SpeSeas is an NGO of Trinbagonian scientists, conservationists, and communicators who wish to make positive changes to the way the ocean is used and managed in our country, our region and our world.

SpeSeas uses science, education and advocacy to ensure a better understanding of marine ecosystems among all sectors. Under our banner “To use science, education and advocacy to enhance the integrity and resilience of coastal and marine ecosystems by influencing human behaviour.”

SpeSeas are the official operators of the Maritime Ocean Collection and carried out the collection of 360-images of coral reefs around Tobago.

SpeSeas aims to highlight both the beauty and destruction of our coral reefs with the hope to instil stewardship for the protection of our precious marine environments.

Community Partners

ERIC Company Logo

The Environmental Research Institute Charlotteville (ERIC) began operating in Charlotteville in 2014 with a small team of staff and community-based members. Using engagement, capacity building and empowerment, ERIC seeks to encourage the development of effective and meaningful co-participatory resource management in northeast Tobago through creating connections between livelihoods and conservation.

Over the past six years our team has worked on baseline ecosystem monitoring including reef and forest health, turtle and shark populations, as well as mentoring sister NGOs and providing technical expertise to support sustainable resource use in northeast Tobago.

ERIC is specifically proud of its mutually beneficial relationship with governmental and non-governmental stakeholders committed to conservation of our natural and cultural heritage as well as to the well being of our communities.


Frontier Divers is a locally owned dive shop on the island of Tobago managed by Alvin & Kerry Douglas. Alvin (otherwise known as “BIG DOUGIE”) is a former member and dive instructor of the Trinidad & Tobago Coast Guard of thirteen years and has over twenty-one years of dive experience.

As Dougie is also a Master Scuba Diver Trainer, he conducts lectures and consultancy services to public and private institutes, as well as carries out most of the PADI dive courses. Frontier Divers is an avid supporter of marine research in Tobago and provides field support services to marine scientists.

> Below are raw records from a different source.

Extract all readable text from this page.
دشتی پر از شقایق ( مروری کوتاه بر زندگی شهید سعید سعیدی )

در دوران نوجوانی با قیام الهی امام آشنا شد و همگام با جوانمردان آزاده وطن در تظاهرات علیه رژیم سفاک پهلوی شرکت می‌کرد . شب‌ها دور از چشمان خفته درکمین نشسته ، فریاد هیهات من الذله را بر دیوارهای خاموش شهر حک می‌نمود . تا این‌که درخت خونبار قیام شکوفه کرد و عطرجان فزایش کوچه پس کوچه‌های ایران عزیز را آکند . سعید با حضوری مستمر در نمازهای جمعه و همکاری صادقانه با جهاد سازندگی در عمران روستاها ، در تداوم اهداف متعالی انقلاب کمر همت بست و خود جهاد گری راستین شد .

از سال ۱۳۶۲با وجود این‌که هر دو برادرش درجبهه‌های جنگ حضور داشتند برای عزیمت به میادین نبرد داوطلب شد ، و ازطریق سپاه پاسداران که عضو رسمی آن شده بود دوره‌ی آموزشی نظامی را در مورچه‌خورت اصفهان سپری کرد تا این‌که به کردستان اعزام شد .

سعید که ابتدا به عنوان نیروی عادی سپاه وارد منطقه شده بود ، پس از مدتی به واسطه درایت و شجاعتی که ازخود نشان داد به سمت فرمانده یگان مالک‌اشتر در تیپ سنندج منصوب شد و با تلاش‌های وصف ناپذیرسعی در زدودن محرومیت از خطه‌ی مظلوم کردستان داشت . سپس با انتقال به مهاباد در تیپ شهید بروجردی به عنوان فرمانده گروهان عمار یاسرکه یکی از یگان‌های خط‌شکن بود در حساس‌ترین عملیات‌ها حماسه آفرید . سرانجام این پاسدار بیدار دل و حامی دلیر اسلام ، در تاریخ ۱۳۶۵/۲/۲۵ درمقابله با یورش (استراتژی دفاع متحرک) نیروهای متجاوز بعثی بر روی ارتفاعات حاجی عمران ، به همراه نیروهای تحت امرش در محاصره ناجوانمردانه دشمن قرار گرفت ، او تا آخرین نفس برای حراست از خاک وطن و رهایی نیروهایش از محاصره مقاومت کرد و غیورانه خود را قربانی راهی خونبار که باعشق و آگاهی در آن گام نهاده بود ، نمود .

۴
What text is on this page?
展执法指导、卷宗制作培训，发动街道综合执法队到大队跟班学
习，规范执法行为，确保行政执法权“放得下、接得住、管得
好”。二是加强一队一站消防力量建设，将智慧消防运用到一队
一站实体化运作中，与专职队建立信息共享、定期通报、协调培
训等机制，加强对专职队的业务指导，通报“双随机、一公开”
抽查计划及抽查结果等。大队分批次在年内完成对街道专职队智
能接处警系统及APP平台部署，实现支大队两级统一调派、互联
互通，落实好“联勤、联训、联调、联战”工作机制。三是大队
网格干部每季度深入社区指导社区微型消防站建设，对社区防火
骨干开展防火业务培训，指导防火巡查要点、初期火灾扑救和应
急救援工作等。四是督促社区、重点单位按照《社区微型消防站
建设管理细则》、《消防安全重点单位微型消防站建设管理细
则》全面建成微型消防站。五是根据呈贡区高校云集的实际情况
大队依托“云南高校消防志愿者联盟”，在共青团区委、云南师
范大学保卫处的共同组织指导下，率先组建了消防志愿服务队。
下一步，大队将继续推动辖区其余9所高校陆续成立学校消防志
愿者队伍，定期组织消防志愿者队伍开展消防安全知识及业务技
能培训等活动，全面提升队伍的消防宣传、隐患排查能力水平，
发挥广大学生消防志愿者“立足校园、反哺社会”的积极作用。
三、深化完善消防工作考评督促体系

Dougie is passionate about educating and exposing young adults to the marine environment of Tobago and especially enjoys getting them involved in lionfish control activities.


The Institute of Marine Affairs is a multi-disciplinary marine and environmental research organisation, under the Ministry of Planning and Development.

The Institute is mandated to collect, analyse and disseminate information relating to the economic, technological, environmental, social and legal developments in marine affairs and to formulate and implement specific programmes/projects. The IMA aims to use research of marine ecosystems to advise on policies and management strategies that are geared towards conservation and improving livelihoods.

Outreach and education to promote a public understanding of and an appreciation for all aspects of the marine and related environment is also a major objective of the IMA.